Monsieur Ozon, stimmt es, dass die Geschichte von «Wenn der Herbst naht» von persönlichen Erfahrungen inspiriert ist? Sagen wir es mal so: eine Erzählung aus meiner Kindheit war der Auslöser für diesen Film. Damals hatte meine Grosstante im Wald Pilze gesammelt und Abendessen für die gesamte Familie gekocht. Am Ende waren alle krank, nur sie nicht, weil sie selbst gar nichts gegessen hatte. Einige Verwandte mussten sogar ins Krankenhaus.
Sie auch? Nein, ich war bei dem Essen nicht dabei. Aber meine Eltern haben mir die Geschichte erzählt. Und obwohl ich wusste, dass das Ganze natürlich ein Versehen war, war ich begeistert. Der Gedanke, dass meine Grosstante um ein Haar meine ganze Familie ermordet hätte, gefiel mir als Kind mit abgründigem Humor und Sinn fürs Perverse sehr. Als ich darüber nachdachte, einen Film über zwei ältere Frauen auf dem Land zu drehen, erschient mir diese Familienanekdote jedenfalls als ein guter Ausgangspunkt.
«Wenn der Herbst naht» ist nicht der erste Ihrer Filme, in dem der Tod eine wichtige Rolle spielt. Würden Sie sagen, dass das Thema Sie sehr beschäftigt? Mal mehr, mal weniger. Ich bin nicht so morbide, dass ich mich Tag ein, Tag aus damit auseinandersetzen würde. Aber immer mal wieder ist der Tod durchaus präsent in meinen Gedanken, was im Übrigen ganz unterschiedliche Gestalt annehmen kann. Im Fall dieses Films war es mir beispielsweise wichtig, die versöhnliche Seite des Todes zu zeigen. Oder zumindest die Tatsache, dass es mitunter einfacher ist, mit einem Geist zu kommunizieren als mit einer realen Person. Die Mutter-Tochter-Beziehung in «Wenn der Herbst naht» ist ja eine echt toxische, zwischen den beiden ist jede Kommunikation wirklich unmöglich.
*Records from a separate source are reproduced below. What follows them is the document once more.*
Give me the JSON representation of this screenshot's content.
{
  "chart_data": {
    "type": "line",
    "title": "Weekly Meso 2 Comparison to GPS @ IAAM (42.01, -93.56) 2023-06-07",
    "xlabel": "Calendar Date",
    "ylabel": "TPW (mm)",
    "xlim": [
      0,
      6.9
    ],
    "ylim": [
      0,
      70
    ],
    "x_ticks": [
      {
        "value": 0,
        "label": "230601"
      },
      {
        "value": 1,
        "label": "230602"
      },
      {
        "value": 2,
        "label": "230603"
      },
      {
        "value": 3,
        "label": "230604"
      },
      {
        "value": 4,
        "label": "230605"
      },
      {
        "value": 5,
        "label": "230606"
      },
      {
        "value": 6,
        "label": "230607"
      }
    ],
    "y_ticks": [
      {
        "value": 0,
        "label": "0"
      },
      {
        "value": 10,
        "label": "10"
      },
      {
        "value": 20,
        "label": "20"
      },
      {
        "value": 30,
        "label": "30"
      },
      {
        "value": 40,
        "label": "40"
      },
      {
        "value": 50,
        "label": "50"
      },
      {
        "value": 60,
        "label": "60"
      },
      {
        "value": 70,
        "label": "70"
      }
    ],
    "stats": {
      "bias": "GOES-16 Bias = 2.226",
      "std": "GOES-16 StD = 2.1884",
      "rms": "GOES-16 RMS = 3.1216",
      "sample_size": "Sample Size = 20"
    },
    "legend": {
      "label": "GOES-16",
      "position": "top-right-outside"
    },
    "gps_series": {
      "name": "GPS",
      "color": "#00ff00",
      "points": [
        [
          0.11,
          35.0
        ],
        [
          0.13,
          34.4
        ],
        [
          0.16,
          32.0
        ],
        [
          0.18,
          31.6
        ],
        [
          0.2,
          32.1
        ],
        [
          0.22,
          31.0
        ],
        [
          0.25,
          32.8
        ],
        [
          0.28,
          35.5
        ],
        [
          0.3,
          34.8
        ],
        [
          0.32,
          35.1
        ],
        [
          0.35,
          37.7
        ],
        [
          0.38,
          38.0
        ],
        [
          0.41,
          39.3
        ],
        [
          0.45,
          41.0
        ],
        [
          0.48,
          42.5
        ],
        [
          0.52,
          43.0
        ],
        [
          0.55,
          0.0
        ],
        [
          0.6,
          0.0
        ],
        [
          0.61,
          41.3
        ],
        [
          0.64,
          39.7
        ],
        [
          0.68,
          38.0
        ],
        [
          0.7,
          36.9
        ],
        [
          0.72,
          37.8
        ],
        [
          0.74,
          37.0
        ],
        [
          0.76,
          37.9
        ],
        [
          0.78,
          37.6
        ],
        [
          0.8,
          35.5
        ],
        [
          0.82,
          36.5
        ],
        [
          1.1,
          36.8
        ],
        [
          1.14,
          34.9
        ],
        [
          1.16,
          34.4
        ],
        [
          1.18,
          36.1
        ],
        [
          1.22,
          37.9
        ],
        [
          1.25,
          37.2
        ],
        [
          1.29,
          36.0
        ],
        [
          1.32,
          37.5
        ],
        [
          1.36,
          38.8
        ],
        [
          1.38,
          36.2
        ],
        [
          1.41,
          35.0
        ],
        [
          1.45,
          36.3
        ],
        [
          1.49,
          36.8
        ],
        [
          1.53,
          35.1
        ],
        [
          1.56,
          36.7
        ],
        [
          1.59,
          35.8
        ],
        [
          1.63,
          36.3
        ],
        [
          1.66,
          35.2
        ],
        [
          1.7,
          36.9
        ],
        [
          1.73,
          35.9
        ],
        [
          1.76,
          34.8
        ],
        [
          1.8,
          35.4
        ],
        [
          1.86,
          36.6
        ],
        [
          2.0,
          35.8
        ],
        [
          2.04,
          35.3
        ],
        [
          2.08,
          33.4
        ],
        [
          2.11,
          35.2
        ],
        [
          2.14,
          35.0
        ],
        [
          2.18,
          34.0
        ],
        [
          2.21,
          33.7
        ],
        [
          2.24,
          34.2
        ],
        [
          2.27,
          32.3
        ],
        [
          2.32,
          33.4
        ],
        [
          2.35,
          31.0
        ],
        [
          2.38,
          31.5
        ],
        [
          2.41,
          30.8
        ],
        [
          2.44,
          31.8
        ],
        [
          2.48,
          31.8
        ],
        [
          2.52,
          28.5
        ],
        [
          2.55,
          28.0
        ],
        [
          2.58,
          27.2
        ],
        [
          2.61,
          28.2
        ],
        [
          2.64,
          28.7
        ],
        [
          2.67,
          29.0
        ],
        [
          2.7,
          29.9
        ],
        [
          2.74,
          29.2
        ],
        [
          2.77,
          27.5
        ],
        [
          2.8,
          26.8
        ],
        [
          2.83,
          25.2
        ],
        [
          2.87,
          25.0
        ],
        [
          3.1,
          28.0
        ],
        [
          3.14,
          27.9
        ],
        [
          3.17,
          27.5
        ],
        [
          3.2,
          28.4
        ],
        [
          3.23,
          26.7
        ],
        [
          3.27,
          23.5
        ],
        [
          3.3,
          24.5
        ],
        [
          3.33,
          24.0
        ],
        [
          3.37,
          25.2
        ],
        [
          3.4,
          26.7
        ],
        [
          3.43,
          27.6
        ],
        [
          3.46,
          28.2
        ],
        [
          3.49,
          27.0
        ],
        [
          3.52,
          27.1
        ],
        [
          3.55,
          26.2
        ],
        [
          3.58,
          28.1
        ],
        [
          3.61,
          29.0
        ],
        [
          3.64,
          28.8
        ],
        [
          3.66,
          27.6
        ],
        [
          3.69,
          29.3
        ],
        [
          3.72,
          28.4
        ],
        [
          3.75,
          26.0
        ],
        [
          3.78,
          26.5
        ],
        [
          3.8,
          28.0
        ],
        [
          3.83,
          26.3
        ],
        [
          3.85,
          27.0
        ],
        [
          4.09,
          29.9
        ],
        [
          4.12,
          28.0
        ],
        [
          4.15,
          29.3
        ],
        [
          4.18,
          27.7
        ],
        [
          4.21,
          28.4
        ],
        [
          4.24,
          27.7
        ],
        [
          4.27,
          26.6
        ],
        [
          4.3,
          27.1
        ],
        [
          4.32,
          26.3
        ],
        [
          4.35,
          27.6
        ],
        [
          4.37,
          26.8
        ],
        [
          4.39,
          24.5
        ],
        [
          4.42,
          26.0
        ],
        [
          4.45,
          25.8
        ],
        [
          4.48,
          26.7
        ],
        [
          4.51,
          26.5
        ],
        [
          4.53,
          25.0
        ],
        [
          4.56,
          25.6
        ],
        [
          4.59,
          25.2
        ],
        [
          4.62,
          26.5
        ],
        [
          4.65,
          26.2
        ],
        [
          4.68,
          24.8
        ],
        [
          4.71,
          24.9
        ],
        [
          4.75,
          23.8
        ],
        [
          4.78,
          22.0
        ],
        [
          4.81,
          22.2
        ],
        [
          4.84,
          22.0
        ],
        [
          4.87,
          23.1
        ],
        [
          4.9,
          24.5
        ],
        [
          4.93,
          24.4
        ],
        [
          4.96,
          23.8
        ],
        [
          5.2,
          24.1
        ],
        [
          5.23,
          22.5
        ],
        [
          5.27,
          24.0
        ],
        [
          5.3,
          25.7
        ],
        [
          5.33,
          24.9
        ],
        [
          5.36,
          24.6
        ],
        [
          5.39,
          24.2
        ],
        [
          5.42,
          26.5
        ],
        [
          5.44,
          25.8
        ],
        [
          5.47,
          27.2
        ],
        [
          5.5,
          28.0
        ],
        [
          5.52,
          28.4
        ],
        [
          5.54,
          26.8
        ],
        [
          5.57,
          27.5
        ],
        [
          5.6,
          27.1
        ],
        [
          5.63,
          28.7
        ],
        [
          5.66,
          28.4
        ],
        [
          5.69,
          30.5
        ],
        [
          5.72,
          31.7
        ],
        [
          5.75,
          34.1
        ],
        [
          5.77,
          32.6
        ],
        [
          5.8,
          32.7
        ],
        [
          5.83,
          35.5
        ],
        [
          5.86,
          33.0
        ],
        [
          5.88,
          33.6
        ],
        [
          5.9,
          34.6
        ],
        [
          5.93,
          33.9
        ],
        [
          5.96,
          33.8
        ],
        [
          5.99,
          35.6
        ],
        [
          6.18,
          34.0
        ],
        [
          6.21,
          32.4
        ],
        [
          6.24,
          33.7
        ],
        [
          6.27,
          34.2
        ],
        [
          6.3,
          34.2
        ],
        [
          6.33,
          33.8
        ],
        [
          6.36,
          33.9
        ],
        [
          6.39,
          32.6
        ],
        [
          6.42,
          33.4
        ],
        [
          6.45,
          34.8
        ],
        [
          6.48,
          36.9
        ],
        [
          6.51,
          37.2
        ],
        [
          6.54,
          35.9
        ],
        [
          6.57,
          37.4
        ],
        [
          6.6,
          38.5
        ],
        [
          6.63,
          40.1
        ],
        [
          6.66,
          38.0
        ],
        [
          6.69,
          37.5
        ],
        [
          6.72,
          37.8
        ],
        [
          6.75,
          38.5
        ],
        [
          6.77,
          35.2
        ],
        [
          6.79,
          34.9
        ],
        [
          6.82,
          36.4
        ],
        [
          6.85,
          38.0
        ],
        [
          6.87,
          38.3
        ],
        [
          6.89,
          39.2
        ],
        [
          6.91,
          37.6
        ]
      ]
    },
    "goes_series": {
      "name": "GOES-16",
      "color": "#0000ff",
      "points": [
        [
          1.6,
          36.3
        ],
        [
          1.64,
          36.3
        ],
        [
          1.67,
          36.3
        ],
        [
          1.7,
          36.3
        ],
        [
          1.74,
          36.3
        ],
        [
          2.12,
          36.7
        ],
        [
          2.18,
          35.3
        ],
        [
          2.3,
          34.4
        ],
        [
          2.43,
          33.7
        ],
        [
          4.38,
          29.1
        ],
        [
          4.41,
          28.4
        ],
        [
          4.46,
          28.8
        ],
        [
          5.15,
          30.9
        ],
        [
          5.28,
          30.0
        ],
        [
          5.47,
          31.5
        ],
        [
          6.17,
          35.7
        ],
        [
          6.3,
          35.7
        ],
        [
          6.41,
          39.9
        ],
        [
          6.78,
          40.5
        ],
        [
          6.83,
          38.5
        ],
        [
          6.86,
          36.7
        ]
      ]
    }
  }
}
Selbst in so einem Fall ist es aber möglich, dass man wenigstens im Tod dann doch seinem Gegenüber verzeiht und seinen Frieden findet.
Ihren abgründigen Humor haben Sie selbst schon erwähnt, und es wäre durchaus vorstellbar, die Geschichte von «Wenn der Herbst naht» weniger als dramatischen Thriller und sehr viel komödiantischer zu erzählen. Wie haben Sie den geeigneten Tonfall für den Film gefunden? Zunächst einmal haben für mich die beiden Protagonistinnen Tonfall und Tempo des Films vorgegeben. Ich wollte nicht ins Surreale oder Absurde abheben, sondern so realistisch wie möglich bleiben. Die beiden sind Rentnerinnen, die ein sehr einfaches Leben führen, daran hat sich der Erzählrhythmus orientiert. Die Frage nach dem Ton ist eine, die mich meine Produzenten auch immer fragen, dabei mache ich mir darüber gar nicht so viele Gedanken. Wie witzig ein Film wird oder eben nicht merke ich selbst meistens erst beim Drehen, wenn ich mit den Schauspielerinnen und Schauspielern arbeite. Ein Großteil des Humors in «Wenn der Herbst naht» verdankt sich zum Beispiel dem Schauspieler Pierre Lottin, durch den viele Dialoge plötzlich sehr viel amüsanter wurden als gedacht. Denn als Komödie war die Geschichte nie angelegt, schließlich hatte ich mit „Mein fabelhaftes Verbrechen“ gerade erst eine gedreht.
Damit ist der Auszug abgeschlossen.